I wrote an essay once for my first published book entitled “You’re Actually Reading That!?” about how much it would suck to be a baby at a beach. It’s a true classic, although there is definitely a great amount of bias to that statement. I’m writing now because I thought about our lives as very young people again today.
I was enjoying some time at my local Wal-Mart in search of things to get me through a terrible cold that I’m experiencing. I’m happy to announce that I’ll be able to keep my fluids up thanks to the large amount of Gatorade, Orange Juice, Chicken Broth, Milk, and flavor packets for my water. (Water is disgusting on its own) Everyone knows that the establishment I visited is full of all kinds of people who are fun to look at, but what I’m here to write about is only a small group of those people; crying kids.
I made direct eye contact with a boy child who was sitting in the perch that they make in shopping carts for kids. His parents were standing at a Redbox which I’ve always thought of as the movie rental answer to Netflix for people who feel bad about the destruction of the video store. That’s a whole other topic that I will leave for another time… or maybe not.

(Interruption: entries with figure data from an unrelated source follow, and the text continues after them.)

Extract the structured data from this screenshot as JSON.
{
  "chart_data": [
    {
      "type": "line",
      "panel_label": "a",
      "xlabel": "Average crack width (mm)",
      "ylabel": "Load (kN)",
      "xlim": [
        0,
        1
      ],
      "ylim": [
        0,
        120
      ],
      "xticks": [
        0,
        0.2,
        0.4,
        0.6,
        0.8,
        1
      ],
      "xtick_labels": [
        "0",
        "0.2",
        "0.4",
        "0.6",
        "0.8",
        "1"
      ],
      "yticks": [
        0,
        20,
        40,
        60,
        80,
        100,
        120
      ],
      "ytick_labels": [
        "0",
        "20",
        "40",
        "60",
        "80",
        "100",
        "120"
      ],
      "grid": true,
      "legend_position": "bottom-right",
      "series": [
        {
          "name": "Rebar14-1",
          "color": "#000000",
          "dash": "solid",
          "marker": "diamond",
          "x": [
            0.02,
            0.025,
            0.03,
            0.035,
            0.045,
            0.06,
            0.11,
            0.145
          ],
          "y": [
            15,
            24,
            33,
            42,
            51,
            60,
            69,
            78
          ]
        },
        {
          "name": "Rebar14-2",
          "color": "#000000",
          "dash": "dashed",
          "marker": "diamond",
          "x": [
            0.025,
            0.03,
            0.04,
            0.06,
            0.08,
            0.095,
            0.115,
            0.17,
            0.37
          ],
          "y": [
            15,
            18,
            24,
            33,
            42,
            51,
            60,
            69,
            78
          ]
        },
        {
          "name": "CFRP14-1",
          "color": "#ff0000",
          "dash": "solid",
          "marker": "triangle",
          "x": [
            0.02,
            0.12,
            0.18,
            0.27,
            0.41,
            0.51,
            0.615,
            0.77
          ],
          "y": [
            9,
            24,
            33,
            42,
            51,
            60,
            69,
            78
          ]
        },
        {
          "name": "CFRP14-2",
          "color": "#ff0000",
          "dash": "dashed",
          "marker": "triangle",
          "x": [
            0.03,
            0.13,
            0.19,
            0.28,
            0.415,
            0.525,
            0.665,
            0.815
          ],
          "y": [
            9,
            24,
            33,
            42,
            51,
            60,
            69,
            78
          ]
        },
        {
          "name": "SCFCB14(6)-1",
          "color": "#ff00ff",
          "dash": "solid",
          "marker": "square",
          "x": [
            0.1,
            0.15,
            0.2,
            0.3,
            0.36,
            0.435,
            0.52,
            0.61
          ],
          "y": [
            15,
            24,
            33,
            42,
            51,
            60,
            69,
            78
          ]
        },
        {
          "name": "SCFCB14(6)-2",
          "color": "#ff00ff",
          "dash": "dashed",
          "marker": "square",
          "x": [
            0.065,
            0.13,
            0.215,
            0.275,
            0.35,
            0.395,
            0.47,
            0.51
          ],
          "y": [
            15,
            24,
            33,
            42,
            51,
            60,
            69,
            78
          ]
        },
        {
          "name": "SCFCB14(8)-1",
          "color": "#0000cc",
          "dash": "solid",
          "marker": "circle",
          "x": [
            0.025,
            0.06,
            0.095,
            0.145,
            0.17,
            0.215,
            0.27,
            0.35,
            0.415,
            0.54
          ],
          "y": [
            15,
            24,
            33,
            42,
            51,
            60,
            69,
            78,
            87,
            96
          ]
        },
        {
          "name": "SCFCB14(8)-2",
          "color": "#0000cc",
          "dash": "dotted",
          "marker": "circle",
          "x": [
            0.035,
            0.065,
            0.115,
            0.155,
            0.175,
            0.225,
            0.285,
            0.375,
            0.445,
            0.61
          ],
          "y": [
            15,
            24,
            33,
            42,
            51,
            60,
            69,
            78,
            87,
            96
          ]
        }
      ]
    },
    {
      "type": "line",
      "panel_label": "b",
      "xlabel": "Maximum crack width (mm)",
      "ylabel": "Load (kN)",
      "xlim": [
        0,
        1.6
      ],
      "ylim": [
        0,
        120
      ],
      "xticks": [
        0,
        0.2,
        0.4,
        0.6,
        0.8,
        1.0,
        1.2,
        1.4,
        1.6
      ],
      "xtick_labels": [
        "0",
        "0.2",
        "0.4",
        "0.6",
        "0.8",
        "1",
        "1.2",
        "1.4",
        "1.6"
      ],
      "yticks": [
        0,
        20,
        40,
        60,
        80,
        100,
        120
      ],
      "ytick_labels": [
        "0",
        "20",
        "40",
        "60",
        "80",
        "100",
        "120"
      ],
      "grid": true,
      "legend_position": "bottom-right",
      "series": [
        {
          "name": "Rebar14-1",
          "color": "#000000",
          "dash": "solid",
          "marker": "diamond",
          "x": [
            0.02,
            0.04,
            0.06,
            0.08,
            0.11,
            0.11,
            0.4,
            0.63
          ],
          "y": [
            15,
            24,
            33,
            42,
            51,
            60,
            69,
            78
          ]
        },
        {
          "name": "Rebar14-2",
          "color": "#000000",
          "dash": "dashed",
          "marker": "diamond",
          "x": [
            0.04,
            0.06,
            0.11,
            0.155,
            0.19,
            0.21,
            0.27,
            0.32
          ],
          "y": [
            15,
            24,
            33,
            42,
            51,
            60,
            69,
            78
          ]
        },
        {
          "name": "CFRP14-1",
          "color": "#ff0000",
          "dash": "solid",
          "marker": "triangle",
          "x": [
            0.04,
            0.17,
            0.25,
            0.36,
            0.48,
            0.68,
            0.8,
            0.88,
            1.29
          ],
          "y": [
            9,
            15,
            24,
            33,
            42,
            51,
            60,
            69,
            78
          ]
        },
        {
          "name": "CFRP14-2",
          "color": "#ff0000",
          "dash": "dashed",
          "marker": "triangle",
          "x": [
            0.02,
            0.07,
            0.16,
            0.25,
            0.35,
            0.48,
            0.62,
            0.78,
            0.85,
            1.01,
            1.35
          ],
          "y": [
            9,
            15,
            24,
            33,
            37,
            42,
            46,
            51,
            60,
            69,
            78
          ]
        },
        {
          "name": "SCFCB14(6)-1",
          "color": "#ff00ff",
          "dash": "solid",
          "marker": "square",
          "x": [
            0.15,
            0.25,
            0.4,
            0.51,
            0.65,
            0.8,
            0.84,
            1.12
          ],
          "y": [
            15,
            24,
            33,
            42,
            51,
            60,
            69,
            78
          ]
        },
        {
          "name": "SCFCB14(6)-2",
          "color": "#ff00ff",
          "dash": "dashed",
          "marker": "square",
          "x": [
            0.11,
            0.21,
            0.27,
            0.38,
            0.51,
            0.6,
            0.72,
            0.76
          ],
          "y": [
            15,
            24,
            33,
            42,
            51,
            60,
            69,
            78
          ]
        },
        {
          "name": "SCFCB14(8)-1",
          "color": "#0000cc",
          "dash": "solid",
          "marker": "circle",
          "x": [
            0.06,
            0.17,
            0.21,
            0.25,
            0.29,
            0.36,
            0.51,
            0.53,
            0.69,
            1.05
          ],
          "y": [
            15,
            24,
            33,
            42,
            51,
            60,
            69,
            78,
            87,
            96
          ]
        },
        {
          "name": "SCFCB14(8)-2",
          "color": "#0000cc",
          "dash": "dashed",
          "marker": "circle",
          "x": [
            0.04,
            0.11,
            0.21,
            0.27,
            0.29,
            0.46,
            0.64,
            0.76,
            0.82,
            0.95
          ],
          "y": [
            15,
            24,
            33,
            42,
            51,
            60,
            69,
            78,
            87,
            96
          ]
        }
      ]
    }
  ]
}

Back to the man child. (fragment.) I looked at this boy who was definitely old enough to be self-aware and so I thought, “Are you embarrassed to be crying loudly in public?”
I can understand. He was crammed into a seat with a wire metal frame and only a thin plastic flap as a cushion. Then you get hauled around Wal-Mart for an hour while your parents buy brussel sprouts. (Nothing against brussel sprouts, but no 3 years old boy likes them) Then when you’ve had enough of that, they pay, which takes forever, then they stop right at the entrance with its door opening and closing to the winter and look for movies to watch after you go to bed.
Yeah, I’d cry too! BUT I’d be embarrassed when some scruffy-faced messy-haired sick guy makes eye contact with me.